Skin cancer is the most common type of cancer. Most skin cancers are basal- or squamous-cell cancers, which are more easily treated and cured. The least common form of skin cancer is melanoma, which is diagnosed in about 60,000 people in the United States each year. Melanoma is the deadliest type of skin cancer when not diagnosed and treated early. The chance of developing melanoma during a lifetime is 1 in 50 for white people, 1 in 200 for Hispanic people, and 1 in 1,000 for black people. This risk is likely related to the amount of sun protection in a person's skin. Fair-skinned people are at greatest risk for melanoma because they have the least amount of melanin in their skin to protect them from the sun's ultraviolet (UV) rays; dark-skinned people have the lowest risk.

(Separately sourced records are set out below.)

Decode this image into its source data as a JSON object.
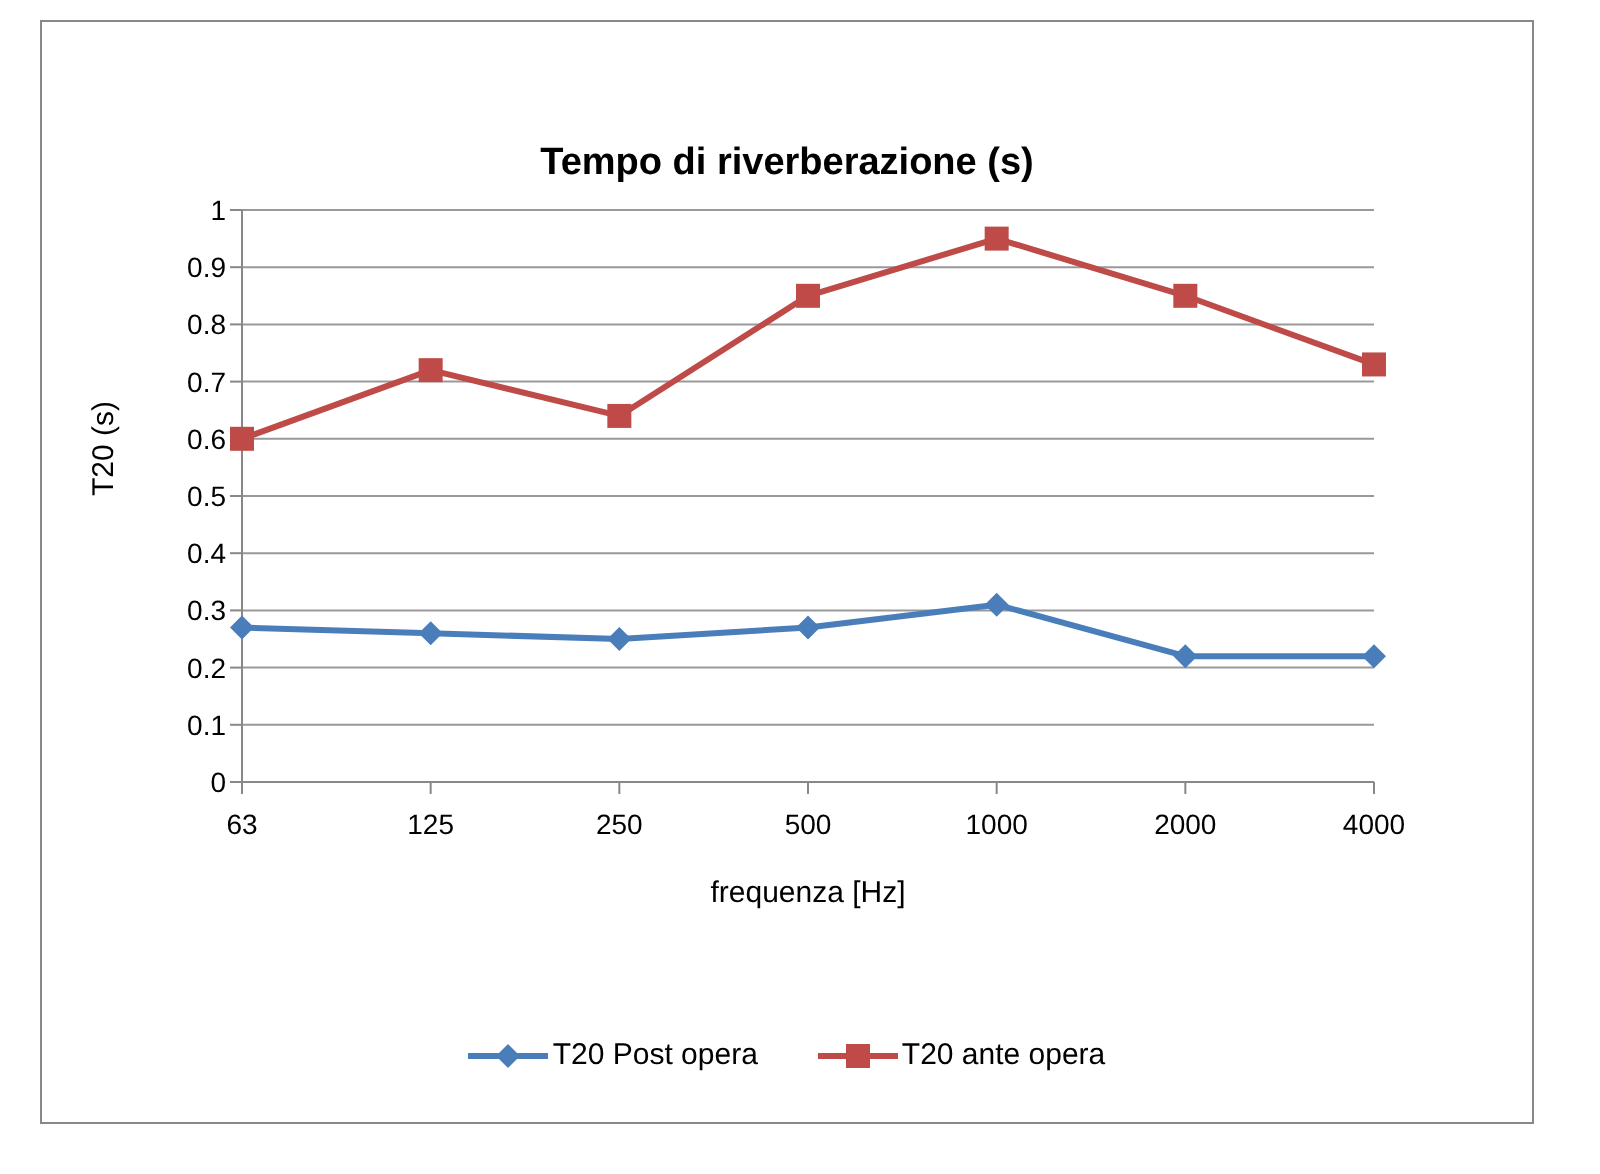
{
  "chart_data": {
    "type": "line",
    "title": "Tempo di riverberazione (s)",
    "xlabel": "frequenza [Hz]",
    "ylabel": "T20 (s)",
    "categories": [
      "63",
      "125",
      "250",
      "500",
      "1000",
      "2000",
      "4000"
    ],
    "series": [
      {
        "name": "T20 Post opera",
        "color": "#4a7ebb",
        "marker": "diamond",
        "values": [
          0.27,
          0.26,
          0.25,
          0.27,
          0.31,
          0.22,
          0.22
        ]
      },
      {
        "name": "T20 ante opera",
        "color": "#be4b48",
        "marker": "square",
        "values": [
          0.6,
          0.72,
          0.64,
          0.85,
          0.95,
          0.85,
          0.73
        ]
      }
    ],
    "ylim": [
      0,
      1
    ],
    "yticks": [
      0,
      0.1,
      0.2,
      0.3,
      0.4,
      0.5,
      0.6,
      0.7,
      0.8,
      0.9,
      1
    ],
    "grid": "y",
    "legend": "bottom",
    "line_style": "solid"
  }
}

It is not certain what causes melanoma, but some risk factors for developing it have been identified. People with several of these factors have a higher risk of melanoma than the general population. Most likely to develop melanoma are fair-skinned people who have been exposed to excessive UV radiation, such as from the sun or tanning booths. Melanoma is more likely in people who have had multiple sunburns, especially during childhood. Other risk factors include a large number of moles (50 or more), a mole that looks unusual in some way, a family or personal history of melanoma, and a suppressed immune system. People at increased risk for developing melanoma should have regular examinations by a dermatologist to enable early diagnosis and successful treatment of this condition.
Melanoma is most likely to be found on the torso in men and on the lower leg in women, but it can develop elsewhere on the body, including the face, the eye, and the mucous membranes of the mouth or the genitals. During a physical examination, the dermatologist may choose to use a light and a magnifying lens to study a suspicious area more closely. If appropriate, the dermatologist may perform a skin biopsy, which involves removing a small sample of skin tissue. The tissue sample is sent to a pathologist for closer examination under a microscope. If the sample proves to be cancerous, biopsies of the lymph nodes near the melanoma will indicate whether the cancer has spread beyond the surface skin. Treatment is decided based on the results of these biopsies, as well as further tests that may be necessary to determine cancer spread.